Gerald Kean (born 1957) is an Irish solicitor from County Cork. He is regularly the subject of social columns, particularly in the Sunday newspapers which have reported his lavish spending sprees and sun holidays involving his wife and other people, with The Irish Times once describing him as having a "celestial odour". Mr. Kean has also appeared in numerous television shows including Prime Time, Tubridy Tonight, The Afternoon Show, The Podge and Rodge Show, The Restaurant and The Panel and on radio shows such as The Marian Finucane Show.

Kean competed in the first season of Celebrity Bainisteoir, finishing second to Marty Whelan. He later wrote a book about his experience. The book features several photos of Kean, with the English association footballer Alan Shearer being employed to write the foreword. The book discusses his business relationship with Shearer, including his handling of Shearer's contract negotiations before agreeing to take up the position of Newcastle United manager as well as their co-ownership of 'The Happy Magpie' gastropub in Newcastle City Centre.

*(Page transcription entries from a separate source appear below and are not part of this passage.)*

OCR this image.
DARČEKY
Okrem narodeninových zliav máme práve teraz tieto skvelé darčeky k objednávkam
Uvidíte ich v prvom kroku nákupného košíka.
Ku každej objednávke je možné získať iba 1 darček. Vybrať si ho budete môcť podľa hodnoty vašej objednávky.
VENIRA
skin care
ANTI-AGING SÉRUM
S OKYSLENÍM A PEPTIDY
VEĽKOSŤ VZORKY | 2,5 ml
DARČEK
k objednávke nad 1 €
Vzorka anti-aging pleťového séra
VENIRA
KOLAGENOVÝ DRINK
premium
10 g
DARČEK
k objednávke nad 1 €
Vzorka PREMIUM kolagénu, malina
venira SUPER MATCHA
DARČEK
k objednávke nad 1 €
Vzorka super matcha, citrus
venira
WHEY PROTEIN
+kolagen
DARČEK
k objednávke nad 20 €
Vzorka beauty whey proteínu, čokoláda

Kean was in an on-off relationship with socialite Lisa Murphy, who died in 2024.

==Early life==
Kean grew up in Cork following his birth there in 1957. His father was a member of Ireland's police force (Garda Síochána), his now-dead uncle Liam Hamilton was a former chief justice and two other uncles were also members of the legal profession. At twelve years of age Kean moved to County Wicklow. His parents began a bed and breakfast to pay his college fees to attend University College Dublin (UCD). At UCD Kean encountered his wife, Clodagh. He began his first job with the late solicitor Michael Martin on Dublin's Capel Street, earning a starting salary of IR£7,000 per annum, but had left to set up his own practice by the late 1980s. Through his cousin, the late English musician Wally Nightingale, and through acquaintances made in the course of speaking at lunches in England and the United States, he met a number of musicians and informed them of Ireland's tax exemptions for artists. Kean credits this with boosting his fledgling career.

==Career==
Kean set up his solicitor's practice, Kean and Co., over fifteen years ago. He was recently disciplined by the solicitors disciplinary tribunal for professional misconduct. In comparison to accounts of Kean's social life, this story, though, received minimal coverage in the Sunday Independent, RTÉ, et al. He has one criminal conviction for drunken driving. He has represented a number of people in the entertainment industry, legally acting of behalf of musicians Jim Kerr, Simon Le Bon, Ronan Keating, George Michael, Jerry Lee Lewis and Johnny Cash. His company specialises in sporting law and represents over forty Premier League footballers. Kean appeared on the twenty-fourth episode of the third season of The Podge and Rodge Show, alongside the ballerina Monica Loughman on 11 February 2007. He appeared on the first episode of the previous to now series of The Restaurant, earning four stars. He & his partner, Lisa Murphy, also appeared on Podge n Rodge together. Note: Ms. Murphy also appeared as a guest of Podge and Rodge, who, again, are separate characters in their own right.

Kean claims to have received an Honorary Doctorate Degree from the American University in Florida, and styles himself "Dr. Gerald Kean BCL". The 'American University in Florida' (no web-page available), is not accredited to the American Association of Universities

In Celebrity Bainisteoir, Kean managed Mayfield GAA. In the first quarter-final in episode two he defeated model Glenda Gilson's Crumlin GAA in front of a home crowd of 4,000, having notably used his legal connections to convince Shay Given and Gordon Strachan to assist in his preparations. In the first semi-final in episode six, he defeated Aoibhinn Ní Shúilleabháin's Kiltimagh GAA, after All Star Cork player Niall Cahalane took a training session with the team and another training session took place at Páirc Uí Rinn with Cork players James Masters and Donncha O'Connor and a special yoga class was given to the team. In the final in the eighth and final episode, Kean was defeated by Marty Whelan's Maryland GAA. The two were later reunited when Kean appeared on The Panel on 20 November 2008 as a guest on the episode Whelan hosted.